Fawkes: Protecting Privacy against Unauthorized Deep Learning Models
July 23, 2020 -
Paper Link -
Tags: Adversarial, Data-Poisoning, Perturbation
Summary
Created a novel targeted clean data poisoning attack using perturbation ("cloaking") to move User samples towards a Target class. Their system consists of a User, who does not want to recognized by facial recognition software and a Target. The Target helps the User not be recognized. In feature space, the Target should be far away from the User. Their framework then adds a perturbation to User photos (a different perturbation for each photo) in the training dataset to move
the decision boundary for the User closer to the Target. When live, un-perturbed, User samples are then feed into the facial recognition system, the User will be classified as someone else, since their feature vector is not similar to the Target.
Notes
- Constraints:
- Can alter the images of the User
- Has access to the facial recognition model or another model capable of facial recognition.
- Has access to the full dataset (for feature vector distancing from the User). The Target does not need to be in the dataset. The Target is just used as a goal to move the User decision bondary towards
- Does not want to decrease the overall accuracy of the model
- Fawkes
- Choose a Target Class T. Compute the centroid of every class, pick the centroid furthest away from the User's centroid. See Equation 3.
- Use the following formula to calculate per-image cloaks: \( \underset{\delta}{\operatorname{min}} Dist(\Phi(x_{T}), \Phi (x \oplus \delta (x, x_T))) + \lambda max(|\delta (x, x_T)| - \rho, 0) \)
- \( \delta \) is the perturbation filter. It is given the User image and the Target image
- \( \Phi \) is the facial recognition feature generator
- \( \lambda \) is how important the amount of perturbation is
- \( \rho \) is the maximum acceptable amount of perturbation. If \( \rho \) was \( \infty \) then the cloaked image would be identical to the target image.

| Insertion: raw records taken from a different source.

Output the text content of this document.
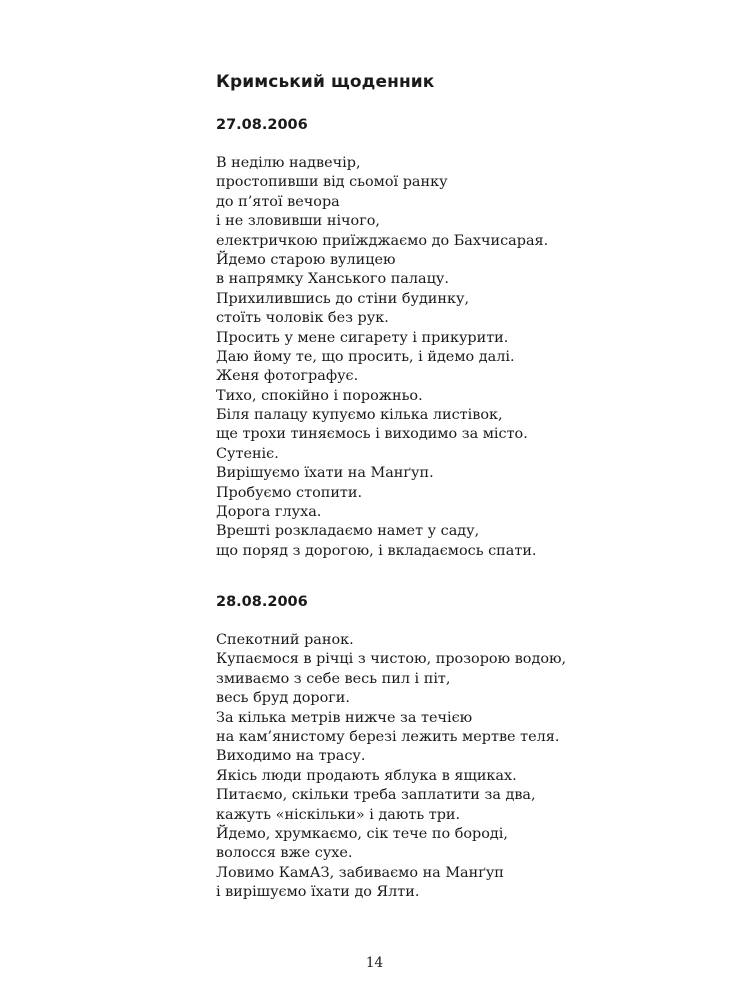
Кримський щоденник
27.08.2006
В неділю надвечір,
простопивши від сьомої ранку
до п’ятої вечора
і не зловивши нічого,
електричкою приїжджаємо до Бахчисарая.
Йдемо старою вулицею
в напрямку Ханського палацу.
Прихилившись до стіни будинку,
стоїть чоловік без рук.
Просить у мене сигарету і прикурити.
Даю йому те, що просить, і йдемо далі.
Женя фотографує.
Тихо, спокійно і порожньо.
Біля палацу купуємо кілька листівок,
ще трохи тиняємось і виходимо за місто.
Сутеніє.
Вирішуємо їхати на Манґуп.
Пробуємо стопити.
Дорога глуха.
Врешті розкладаємо намет у саду,
що поряд з дорогою, і вкладаємось спати.
28.08.2006
Спекотний ранок.
Купаємося в річці з чистою, прозорою водою,
змиваємо з себе весь пил і піт,
весь бруд дороги.
За кілька метрів нижче за течією
на кам’янистому березі лежить мертве теля.
Виходимо на трасу.
Якісь люди продають яблука в ящиках.
Питаємо, скільки треба заплатити за два,
кажуть «ніскільки» і дають три.
Йдемо, хрумкаємо, сік тече по бороді,
волосся вже сухе.
Ловимо КамАЗ, забиваємо на Манґуп
і вирішуємо їхати до Ялти.
14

- Each cloak is generated by selecting a random image in the Target set.
- Tanh is used to keep the pixels within [0, 255], similar to the clipping done by most papers.
- Key Findings
- "Cloaking is highly effective when users share a feature extractor with the tracker", i.e. white-box attack
- Using a robust feature extractor helps limit the adverse effects of a non white-box attack. A robust feature extractor is a feature extractor trained with adversarial images. They used the PGD attack to generate adversarial samples.
- Figure 6, when number of labels is 5>, the results are promising.

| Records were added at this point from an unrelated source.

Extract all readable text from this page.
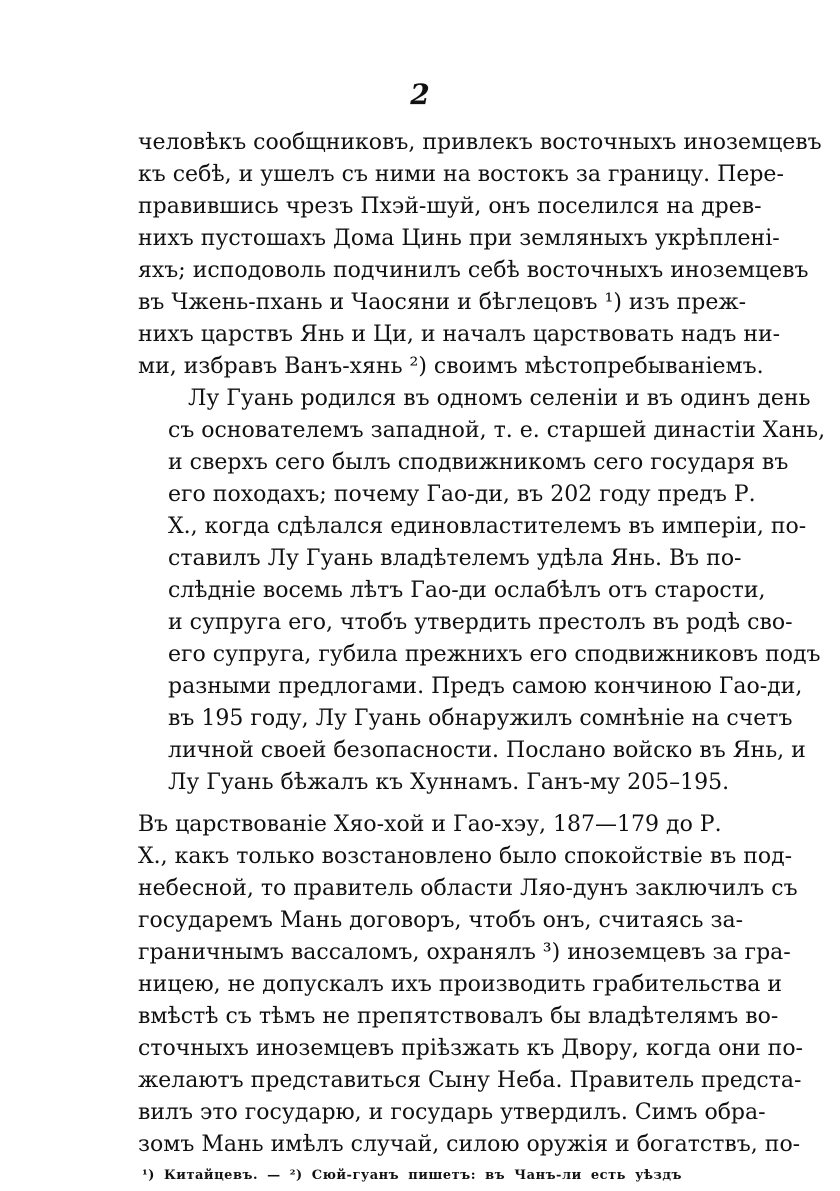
2
человѣкъ сообщниковъ, привлекъ восточныхъ иноземцевъ
къ себѣ, и ушелъ съ ними на востокъ за границу. Пере-
правившись чрезъ Пхэй-шуй, онъ поселился на древ-
нихъ пустошахъ Дома Цинь при земляныхъ укрѣпленi-
яхъ; исподоволь подчинилъ себѣ восточныхъ иноземцевъ
въ Чжень-пхань и Чаосяни и бѣглецовъ ¹) изъ преж-
нихъ царствъ Янь и Ци, и началъ царствовать надъ ни-
ми, избравъ Ванъ-хянь ²) своимъ мѣстопребыванiемъ.
Лу Гуань родился въ одномъ селенiи и въ одинъ день
съ основателемъ западной, т. е. старшей династiи Хань,
и сверхъ сего былъ сподвижникомъ сего государя въ
его походахъ; почему Гао-ди, въ 202 году предъ Р.
Х., когда сдѣлался единовластителемъ въ имперiи, по-
ставилъ Лу Гуань владѣтелемъ удѣла Янь. Въ по-
слѣднiе восемь лѣтъ Гао-ди ослабѣлъ отъ старости,
и супруга его, чтобъ утвердить престолъ въ родѣ сво-
его супруга, губила прежнихъ его сподвижниковъ подъ
разными предлогами. Предъ самою кончиною Гао-ди,
въ 195 году, Лу Гуань обнаружилъ сомнѣнiе на счетъ
личной своей безопасности. Послано войско въ Янь, и
Лу Гуань бѣжалъ къ Хуннамъ. Ганъ-му 205–195.
Въ царствованiе Хяо-хой и Гао-хэу, 187—179 до Р.
Х., какъ только возстановлено было спокойствiе въ под-
небесной, то правитель области Ляо-дунъ заключилъ съ
государемъ Мань договоръ, чтобъ онъ, считаясь за-
граничнымъ вассаломъ, охранялъ ³) иноземцевъ за гра-
ницею, не допускалъ ихъ производить грабительства и
вмѣстѣ съ тѣмъ не препятствовалъ бы владѣтелямъ во-
сточныхъ иноземцевъ прiѣзжать къ Двору, когда они по-
желаютъ представиться Сыну Неба. Правитель предста-
вилъ это государю, и государь утвердилъ. Симъ обра-
зомъ Мань имѣлъ случай, силою оружiя и богатствъ, по-
¹) Китайцевъ. — ²) Сюй-гуанъ пишетъ: въ Чанъ-ли есть уѣздъ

- Figure 7, using the same model as the tracker is more effective than using a different feature extractor (facial recognition model)
- Figure 8, robust models make the attack easier
- Sybil Accounts
- A sybil account is an account generated by the User with images similar in feature space to the User
- Used as an additional decision close to the actual User that the User's real photos can be classified into
- Figure 10, protection success rate plummets when a small percentage (15% or so) is uncloaked
- Figure 11, a single sybil account keeps protection success rate high, with two sybil accounts having additional success
- Attempted Countermeasures
- Blurring: decreased overall accuracy but not protection success rate
- Gaussian Noise: same as blurring
- JPEG Compression: both accuracy and protection success rate decreass
Interesting References
Analysis
- This is very similar to a standard perturbation evasion attack, but is marketed as a data poisoning attack instead.

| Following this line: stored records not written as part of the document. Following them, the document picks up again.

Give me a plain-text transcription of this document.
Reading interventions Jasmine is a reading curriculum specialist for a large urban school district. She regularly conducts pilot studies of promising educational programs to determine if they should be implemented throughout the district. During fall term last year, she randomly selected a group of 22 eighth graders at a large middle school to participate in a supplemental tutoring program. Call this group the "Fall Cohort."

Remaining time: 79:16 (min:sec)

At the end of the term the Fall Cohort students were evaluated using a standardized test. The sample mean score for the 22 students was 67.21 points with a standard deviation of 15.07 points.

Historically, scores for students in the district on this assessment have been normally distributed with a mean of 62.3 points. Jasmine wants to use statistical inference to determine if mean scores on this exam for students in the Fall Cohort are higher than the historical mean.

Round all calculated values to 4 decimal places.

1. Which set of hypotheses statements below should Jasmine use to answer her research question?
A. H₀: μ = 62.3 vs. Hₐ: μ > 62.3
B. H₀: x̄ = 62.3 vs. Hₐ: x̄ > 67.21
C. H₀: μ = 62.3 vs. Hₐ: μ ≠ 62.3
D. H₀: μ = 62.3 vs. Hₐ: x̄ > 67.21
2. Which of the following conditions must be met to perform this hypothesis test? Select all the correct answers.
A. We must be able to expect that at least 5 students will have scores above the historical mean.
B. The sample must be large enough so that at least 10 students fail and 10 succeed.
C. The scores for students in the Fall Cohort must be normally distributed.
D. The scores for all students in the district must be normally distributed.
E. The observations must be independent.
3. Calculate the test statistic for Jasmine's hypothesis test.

- The attack is VERY dependent on poisoning EVERY User sample in the training dataset. With less than 20% un-poisoned samples, the protection success rate is less than 50%. In the authors' words: "a tracker who obtains a large number of uncloaked images of the user can compromise the effectiveness of Fawkes"
- The Sybil case significantly helps when some percent of the dataset is not-poisoned, as shown in Figure 11. The Sybil attack requires adding an additional label to the dataset however, that is similar to the User. They did not mention this, but I believe the User will likely be labeled as the Sybil account. I just don't like it.
- Works better when there are a lot of labels (65 to 10,575 classes), but when there are few labels, the decision boundary is harder to move
Ideas
- We did the same thing: "Normal classes should have only one feature cluster. To do this, the tracker could run a 2-means clustering on each class's feature space, flagging classes with two distinct centroids as potentially cloaked". "...To reduce the probability of detection by this method, the user can choose a target class that does not create such a large feature space separation."
- Possible defense strategy for us: Increase the number of labels and samples. This way, it is more likely that benign labels have multiple centroids
Citation: Shan, Shawn, et al. "Fawkes: Protecting Privacy against Unauthorized Deep Learning Models." 29th {USENIX} Security Symposium ({USENIX} Security 20). 2020.